By JESSE J. HOLLAND, Associated Press Writer Jesse J. Holland, Associated Press Writer – 57 mins ago
WASHINGTON – The Supreme Court rejected the National Football League's request for broad antitrust law protection Monday, saying that it must be considered 32 separate teams — not one big business — when selling branded items like jerseys and caps.

"Although NFL teams have common interests such as promoting the NFL brand, they are still separate, profit-maximizing entities, and their interests in licensing team trademarks are not necessarily aligned," said the retiring Justice John Paul Stevens, writing for an unanimous court.

The high court reversed a lower court ruling throwing out an antitrust suit brought against the league by one of its former hat makers, who was upset that it lost its contract for making official NFL hats to Reebok International Ltd.

American Needle, Inc. sued, claiming the league violated antitrust law because all 32 teams worked together to freeze it out of the NFL-licensed hatmaking business and gave Reebok an exclusive 10-year license.

The company lost and appealed to the Supreme Court but the NFL did as well, hoping to get broader protection from antitrust lawsuits

Major League Baseball is the only professional sports league with broad antitrust protection. The National Basketball Association, the National Hockey League, the NCAA, NASCAR, professional tennis and Major League Soccer supported the NFL in this case, hoping the high court would expand broad antitrust exemption to other sports.

But Stevens said NFL teams directly compete on many levels. Citing the two teams in this year's Super Bowl, the New Orleans Saints and the Indianapolis Colts, Stevens said that teams compete against each other "to attract fans, for gate receipts and for contracts with managerial and playing personnel."
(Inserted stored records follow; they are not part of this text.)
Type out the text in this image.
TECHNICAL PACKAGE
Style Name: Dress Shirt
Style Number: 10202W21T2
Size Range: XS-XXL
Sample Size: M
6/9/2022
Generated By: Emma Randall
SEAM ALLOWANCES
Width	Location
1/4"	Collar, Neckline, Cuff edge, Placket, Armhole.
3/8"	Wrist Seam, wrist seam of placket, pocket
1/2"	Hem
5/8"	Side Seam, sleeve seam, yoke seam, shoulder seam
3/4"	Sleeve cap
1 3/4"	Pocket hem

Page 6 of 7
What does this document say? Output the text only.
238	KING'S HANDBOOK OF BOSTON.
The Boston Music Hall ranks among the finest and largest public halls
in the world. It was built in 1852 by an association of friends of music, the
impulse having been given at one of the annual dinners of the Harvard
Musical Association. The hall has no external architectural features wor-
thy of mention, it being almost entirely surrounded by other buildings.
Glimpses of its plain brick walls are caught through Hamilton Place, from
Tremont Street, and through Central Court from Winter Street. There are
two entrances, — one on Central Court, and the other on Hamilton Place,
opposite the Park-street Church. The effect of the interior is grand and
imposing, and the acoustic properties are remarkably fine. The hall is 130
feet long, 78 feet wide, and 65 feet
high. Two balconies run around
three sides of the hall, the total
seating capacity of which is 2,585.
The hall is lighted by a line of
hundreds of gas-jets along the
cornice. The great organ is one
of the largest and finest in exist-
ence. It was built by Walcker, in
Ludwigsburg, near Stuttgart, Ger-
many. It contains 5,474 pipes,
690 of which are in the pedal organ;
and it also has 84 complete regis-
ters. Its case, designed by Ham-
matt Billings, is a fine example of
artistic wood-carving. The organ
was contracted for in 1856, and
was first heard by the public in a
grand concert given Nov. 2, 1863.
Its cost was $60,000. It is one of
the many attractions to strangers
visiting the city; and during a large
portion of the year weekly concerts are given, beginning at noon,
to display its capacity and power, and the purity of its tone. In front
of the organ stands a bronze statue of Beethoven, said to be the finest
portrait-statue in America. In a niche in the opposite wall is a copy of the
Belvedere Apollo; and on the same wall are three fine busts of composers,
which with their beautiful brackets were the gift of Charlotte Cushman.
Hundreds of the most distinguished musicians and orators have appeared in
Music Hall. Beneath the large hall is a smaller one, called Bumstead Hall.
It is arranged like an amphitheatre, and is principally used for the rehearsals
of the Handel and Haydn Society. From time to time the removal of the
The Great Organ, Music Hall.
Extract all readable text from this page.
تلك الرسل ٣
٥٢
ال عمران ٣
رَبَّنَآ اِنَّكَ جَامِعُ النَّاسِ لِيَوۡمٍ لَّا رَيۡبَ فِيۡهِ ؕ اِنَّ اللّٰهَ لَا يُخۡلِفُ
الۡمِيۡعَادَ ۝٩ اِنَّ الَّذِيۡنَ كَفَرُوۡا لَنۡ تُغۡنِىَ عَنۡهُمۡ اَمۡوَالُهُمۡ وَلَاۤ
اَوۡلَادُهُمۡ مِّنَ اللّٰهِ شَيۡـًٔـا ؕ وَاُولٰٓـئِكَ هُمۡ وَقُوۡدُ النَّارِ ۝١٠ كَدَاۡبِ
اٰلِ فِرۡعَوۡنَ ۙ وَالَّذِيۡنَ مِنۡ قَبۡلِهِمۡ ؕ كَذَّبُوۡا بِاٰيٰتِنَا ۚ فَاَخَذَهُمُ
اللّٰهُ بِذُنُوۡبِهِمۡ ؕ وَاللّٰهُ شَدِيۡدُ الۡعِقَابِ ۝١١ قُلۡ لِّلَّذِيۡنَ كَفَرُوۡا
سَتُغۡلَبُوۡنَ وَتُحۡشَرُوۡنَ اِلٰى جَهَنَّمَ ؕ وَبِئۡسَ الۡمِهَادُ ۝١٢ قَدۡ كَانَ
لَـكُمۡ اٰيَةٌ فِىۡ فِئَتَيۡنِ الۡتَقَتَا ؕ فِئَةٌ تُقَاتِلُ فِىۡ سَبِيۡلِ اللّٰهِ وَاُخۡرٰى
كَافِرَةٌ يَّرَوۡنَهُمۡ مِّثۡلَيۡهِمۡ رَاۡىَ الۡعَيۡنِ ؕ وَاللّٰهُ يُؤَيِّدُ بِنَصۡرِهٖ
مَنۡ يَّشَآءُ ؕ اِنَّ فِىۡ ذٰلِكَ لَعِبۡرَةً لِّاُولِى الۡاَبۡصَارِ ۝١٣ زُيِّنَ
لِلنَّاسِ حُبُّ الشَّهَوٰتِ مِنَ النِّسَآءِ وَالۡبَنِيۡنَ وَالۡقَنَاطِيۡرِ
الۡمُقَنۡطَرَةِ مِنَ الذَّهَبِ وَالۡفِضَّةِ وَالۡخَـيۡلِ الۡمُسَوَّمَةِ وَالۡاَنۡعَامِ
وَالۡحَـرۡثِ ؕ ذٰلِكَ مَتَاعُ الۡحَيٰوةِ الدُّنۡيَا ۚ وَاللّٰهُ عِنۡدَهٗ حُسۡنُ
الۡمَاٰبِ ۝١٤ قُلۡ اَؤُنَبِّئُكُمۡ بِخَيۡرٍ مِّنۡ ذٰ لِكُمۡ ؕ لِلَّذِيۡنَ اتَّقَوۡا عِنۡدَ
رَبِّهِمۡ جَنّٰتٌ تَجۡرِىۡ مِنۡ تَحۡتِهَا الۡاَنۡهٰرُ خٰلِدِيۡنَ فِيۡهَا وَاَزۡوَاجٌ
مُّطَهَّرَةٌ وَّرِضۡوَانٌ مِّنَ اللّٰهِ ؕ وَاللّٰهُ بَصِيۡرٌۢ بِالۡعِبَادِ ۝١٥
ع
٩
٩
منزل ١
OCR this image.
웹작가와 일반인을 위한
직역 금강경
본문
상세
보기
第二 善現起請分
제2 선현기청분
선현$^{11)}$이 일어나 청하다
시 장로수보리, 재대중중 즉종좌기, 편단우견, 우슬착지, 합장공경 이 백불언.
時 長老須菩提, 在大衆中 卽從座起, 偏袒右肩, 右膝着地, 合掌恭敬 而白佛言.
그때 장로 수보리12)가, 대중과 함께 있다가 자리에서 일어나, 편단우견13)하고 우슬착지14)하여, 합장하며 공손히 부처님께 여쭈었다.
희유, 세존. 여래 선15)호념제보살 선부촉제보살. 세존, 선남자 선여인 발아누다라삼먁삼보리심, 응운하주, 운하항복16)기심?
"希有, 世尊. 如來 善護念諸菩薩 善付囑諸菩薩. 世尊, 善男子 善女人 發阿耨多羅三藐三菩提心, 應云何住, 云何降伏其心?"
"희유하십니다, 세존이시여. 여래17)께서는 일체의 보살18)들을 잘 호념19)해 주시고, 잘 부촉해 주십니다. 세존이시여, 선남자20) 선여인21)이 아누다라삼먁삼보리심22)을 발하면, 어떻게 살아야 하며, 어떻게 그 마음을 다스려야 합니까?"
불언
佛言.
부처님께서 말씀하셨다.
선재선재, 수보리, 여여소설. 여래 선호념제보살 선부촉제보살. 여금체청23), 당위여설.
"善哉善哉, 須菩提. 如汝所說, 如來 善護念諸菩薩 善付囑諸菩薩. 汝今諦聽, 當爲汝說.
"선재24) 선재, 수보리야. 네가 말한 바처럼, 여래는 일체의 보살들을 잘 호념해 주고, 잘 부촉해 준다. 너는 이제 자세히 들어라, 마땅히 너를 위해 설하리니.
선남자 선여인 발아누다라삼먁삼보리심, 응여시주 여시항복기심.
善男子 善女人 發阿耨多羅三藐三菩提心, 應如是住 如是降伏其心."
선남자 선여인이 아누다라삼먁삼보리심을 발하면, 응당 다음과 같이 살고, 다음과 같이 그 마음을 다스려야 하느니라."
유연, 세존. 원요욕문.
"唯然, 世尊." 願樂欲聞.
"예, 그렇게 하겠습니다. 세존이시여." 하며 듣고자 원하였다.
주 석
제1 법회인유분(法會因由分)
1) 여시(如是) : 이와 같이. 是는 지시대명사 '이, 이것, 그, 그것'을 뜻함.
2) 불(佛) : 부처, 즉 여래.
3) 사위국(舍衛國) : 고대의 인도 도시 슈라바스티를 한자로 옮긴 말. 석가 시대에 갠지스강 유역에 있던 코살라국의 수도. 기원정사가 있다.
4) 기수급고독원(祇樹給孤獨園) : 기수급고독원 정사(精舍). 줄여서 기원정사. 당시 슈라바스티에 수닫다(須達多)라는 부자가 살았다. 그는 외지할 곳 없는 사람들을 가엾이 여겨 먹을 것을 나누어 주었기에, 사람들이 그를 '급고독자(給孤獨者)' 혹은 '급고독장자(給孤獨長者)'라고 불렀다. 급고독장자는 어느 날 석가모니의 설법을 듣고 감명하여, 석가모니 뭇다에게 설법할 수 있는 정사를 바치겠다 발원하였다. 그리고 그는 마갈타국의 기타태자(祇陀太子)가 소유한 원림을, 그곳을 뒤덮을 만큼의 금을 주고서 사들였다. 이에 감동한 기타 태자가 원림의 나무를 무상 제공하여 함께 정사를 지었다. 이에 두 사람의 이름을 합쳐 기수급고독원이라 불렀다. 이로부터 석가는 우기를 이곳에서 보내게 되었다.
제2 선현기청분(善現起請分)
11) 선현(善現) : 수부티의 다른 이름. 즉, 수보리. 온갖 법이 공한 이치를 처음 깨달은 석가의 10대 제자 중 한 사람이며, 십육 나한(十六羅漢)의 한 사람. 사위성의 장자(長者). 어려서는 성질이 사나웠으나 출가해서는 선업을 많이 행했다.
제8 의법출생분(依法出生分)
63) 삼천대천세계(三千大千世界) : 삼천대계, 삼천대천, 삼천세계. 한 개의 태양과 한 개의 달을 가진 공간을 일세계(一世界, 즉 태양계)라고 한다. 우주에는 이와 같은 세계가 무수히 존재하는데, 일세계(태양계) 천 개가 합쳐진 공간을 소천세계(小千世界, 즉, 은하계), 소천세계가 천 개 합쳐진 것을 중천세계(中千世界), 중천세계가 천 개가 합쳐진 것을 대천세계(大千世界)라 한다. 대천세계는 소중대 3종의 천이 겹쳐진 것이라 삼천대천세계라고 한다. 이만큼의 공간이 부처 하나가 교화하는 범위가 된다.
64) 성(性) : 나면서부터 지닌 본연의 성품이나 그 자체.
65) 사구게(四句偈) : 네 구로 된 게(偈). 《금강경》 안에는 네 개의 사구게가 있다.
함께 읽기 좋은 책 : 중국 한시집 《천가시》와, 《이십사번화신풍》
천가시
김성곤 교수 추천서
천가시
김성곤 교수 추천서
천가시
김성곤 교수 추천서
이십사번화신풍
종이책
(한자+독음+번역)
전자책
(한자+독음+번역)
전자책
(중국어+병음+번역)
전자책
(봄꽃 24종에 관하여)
"Directly relevant to this case, the teams compete in the market for intellectual property," Stevens said. "To a firm making hats, the Saints and the Colts are two potentially competing suppliers of valuable trademarks."

American Needle was one of many companies that made NFL headgear until the league awarded an exclusive contract to Reebok. Lower courts threw out American Needle's lawsuit, holding that nothing in antitrust law prohibits NFL teams from cooperating on apparel licensing so the league can compete against other forms of entertainment.

But the high court turned away that theory and sent American Needle's antitrust lawsuit back to the lower court.

"Decisions by NFL teams to license their separately owned trademarks collectively and to only one vendor are decisions that 'deprive the marketplace of independent centers of decisionmaking ... and therefore of actual or potential competition,' " Stevens said.

Just because NFL teams have a single organization, the National Football League Properties, to jointly develop, license and market its logos does not mean it can escape antitrust scrutiny, Stevens said.